He turned to depart, but paused at the threshold, his hand lingering on the heavy oak door.
"I shall summon my brother. You two have much to unravel, and frankly, I find myself weary of untangling this web of chaos."
"It is no longer my burden to bear."
The door clicked shut, leaving her entombed in the silence of the room.
Isabella stood motionless by Ann's bedside. Her fingers, trembling slightly, reached out to smooth a stray crease in the velvet counterpane.
The child had at last succumbed to a fitful slumber after an eternity of shuddering sobs and terrified whispers.
A long, weary breath escaped Isabella—a sigh that felt like the slow breaking of a tether—as her mind drifted back to the horrors of the previous night: the livid burns, the violent purples of the bruises, and the grotesque map of suffering etched onto Olivia's flesh.
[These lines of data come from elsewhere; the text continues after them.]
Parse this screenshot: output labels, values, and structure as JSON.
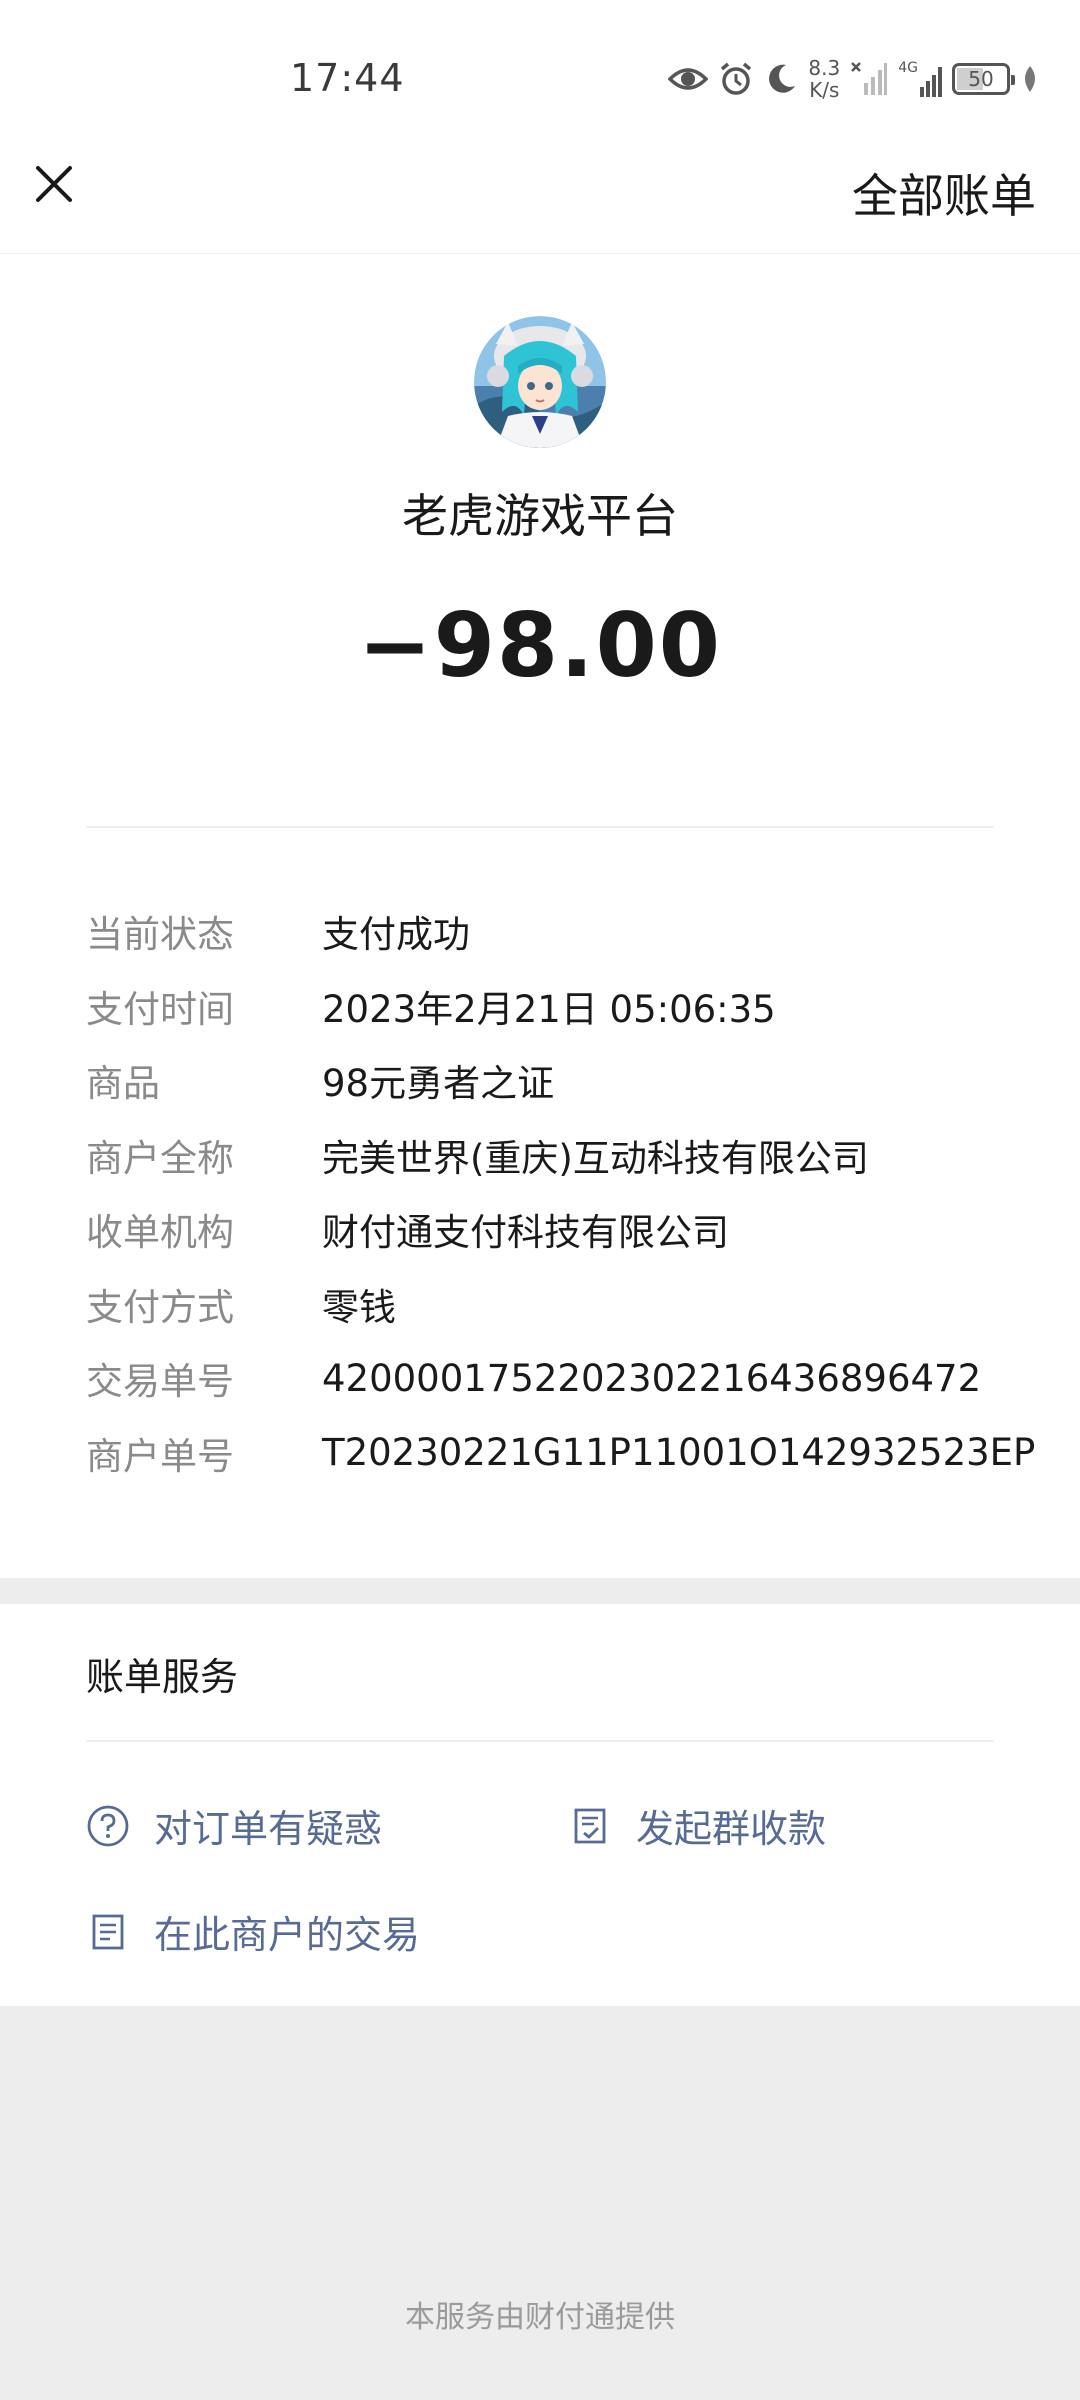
{
  "status_bar": {
    "time": "17:44",
    "net_speed_value": "8.3",
    "net_speed_unit": "K/s",
    "network_type": "4G",
    "battery_level": "50",
    "icons": [
      "eye-icon",
      "alarm-icon",
      "moon-icon",
      "signal-off-icon",
      "signal-4g-icon",
      "battery-icon",
      "leaf-icon"
    ]
  },
  "header": {
    "close_icon": "close-icon",
    "all_bills_label": "全部账单"
  },
  "transaction": {
    "merchant_name": "老虎游戏平台",
    "amount": "−98.00",
    "details": [
      {
        "label": "当前状态",
        "value": "支付成功"
      },
      {
        "label": "支付时间",
        "value": "2023年2月21日 05:06:35"
      },
      {
        "label": "商品",
        "value": "98元勇者之证"
      },
      {
        "label": "商户全称",
        "value": "完美世界(重庆)互动科技有限公司"
      },
      {
        "label": "收单机构",
        "value": "财付通支付科技有限公司"
      },
      {
        "label": "支付方式",
        "value": "零钱"
      },
      {
        "label": "交易单号",
        "value": "4200001752202302216436896472"
      },
      {
        "label": "商户单号",
        "value": "T20230221G11P11001O142932523EP"
      }
    ]
  },
  "bill_service": {
    "title": "账单服务",
    "items": [
      {
        "label": "对订单有疑惑",
        "icon": "question-circle-icon"
      },
      {
        "label": "发起群收款",
        "icon": "document-check-icon"
      },
      {
        "label": "在此商户的交易",
        "icon": "document-list-icon"
      }
    ]
  },
  "footer": {
    "note": "本服务由财付通提供"
  },
  "colors": {
    "link": "#576b95",
    "label_gray": "#8a8a8a",
    "background": "#ededed"
  }
}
She was still drowning in that macabre memory when the door groaned open behind her. No knock preceded it.
Terror seized her chest as she turned her head just enough to recognize the silhouette. Their eyes met for a fleeting, electric second before she instinctively cast her gaze downward, feigning a desperate devotion to the sleeping child.
He approached with ghost-like steps, his boots swallowed by the heavy pile of the carpet. Then, without warning, he leaned in.
His breath, warm and unsettling, brushed against her ear.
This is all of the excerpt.